Şimdi, çok az bir sürem kaldı, Sayın Başkanım, ben, son konuşmacı...

BAŞKAN CEVDET YILMAZ - Aslında kalmadı süreniz.

EMİNE GÜLİZAR EMECAN (İstanbul) - Bir dakika, bir dakika isteyeceğim.

BAŞKAN CEVDET YILMAZ - Lütfen, çok kısaca toparlayın.
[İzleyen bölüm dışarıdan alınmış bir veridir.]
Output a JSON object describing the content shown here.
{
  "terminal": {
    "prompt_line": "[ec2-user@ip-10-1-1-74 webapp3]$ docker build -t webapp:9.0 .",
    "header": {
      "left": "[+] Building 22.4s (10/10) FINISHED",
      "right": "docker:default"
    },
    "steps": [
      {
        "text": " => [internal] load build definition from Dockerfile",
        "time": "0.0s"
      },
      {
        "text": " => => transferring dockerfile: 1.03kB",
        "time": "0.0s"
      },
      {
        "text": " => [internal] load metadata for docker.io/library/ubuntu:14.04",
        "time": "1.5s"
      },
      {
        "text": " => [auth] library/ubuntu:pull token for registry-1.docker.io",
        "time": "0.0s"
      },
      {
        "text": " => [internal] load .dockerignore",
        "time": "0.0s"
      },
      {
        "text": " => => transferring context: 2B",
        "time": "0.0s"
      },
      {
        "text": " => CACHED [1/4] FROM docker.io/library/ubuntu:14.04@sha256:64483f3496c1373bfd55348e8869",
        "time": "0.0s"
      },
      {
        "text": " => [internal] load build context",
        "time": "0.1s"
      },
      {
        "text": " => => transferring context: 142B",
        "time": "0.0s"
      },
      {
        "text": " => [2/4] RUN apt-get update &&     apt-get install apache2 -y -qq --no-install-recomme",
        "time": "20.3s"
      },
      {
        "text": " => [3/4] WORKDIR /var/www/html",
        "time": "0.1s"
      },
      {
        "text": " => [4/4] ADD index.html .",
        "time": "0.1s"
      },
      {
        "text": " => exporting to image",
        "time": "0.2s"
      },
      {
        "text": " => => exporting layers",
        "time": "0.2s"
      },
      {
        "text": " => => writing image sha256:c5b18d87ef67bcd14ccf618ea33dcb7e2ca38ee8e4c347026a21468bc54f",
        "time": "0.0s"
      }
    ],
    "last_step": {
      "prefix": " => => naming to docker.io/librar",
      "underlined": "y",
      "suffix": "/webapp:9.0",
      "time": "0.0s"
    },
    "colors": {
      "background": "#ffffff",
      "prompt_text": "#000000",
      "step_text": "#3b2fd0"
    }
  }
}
EMİNE GÜLİZAR EMECAN (İstanbul) - Bakanlığınızın bütçesinin düştüğünü görüyoruz yani geçen yıl genel bütçenin binde 9'u iken, binde 8.4'e düşmüş ama ben asıl bu Uzay Ajansı bütçesiyle ilgili bir şey sormak istiyorum. Diğer arkadaşlarımız da değindiler yüksek oranda bir düşüş var hedeflerde, yüzde 54 oranında düşmüş. Yalnız siz sunumunuzda şöyle bir rakamdan bahsettiniz: "Program kapsamında yürütülecek çalışmalar 1 milyar 890 milyon liralık bütçeyle yatırım programına dâhil oldu." diye yani bu yaklaşık 195 milyar dolara denk geliyor şu andaki kurla. Şimdi, bu ayrılan yatırım programına dâhil olan bütçe 2022 bütçesinin neresinde? Biz şu anda o bütçenin içinde bunu görüyor muyuz? Çünkü ben ilk defa burada okudum bunu. Hem kurumun bütçesi o kadar düşükken bu bütçe neydi bunu da bize bir açıklarsanız sevinirim.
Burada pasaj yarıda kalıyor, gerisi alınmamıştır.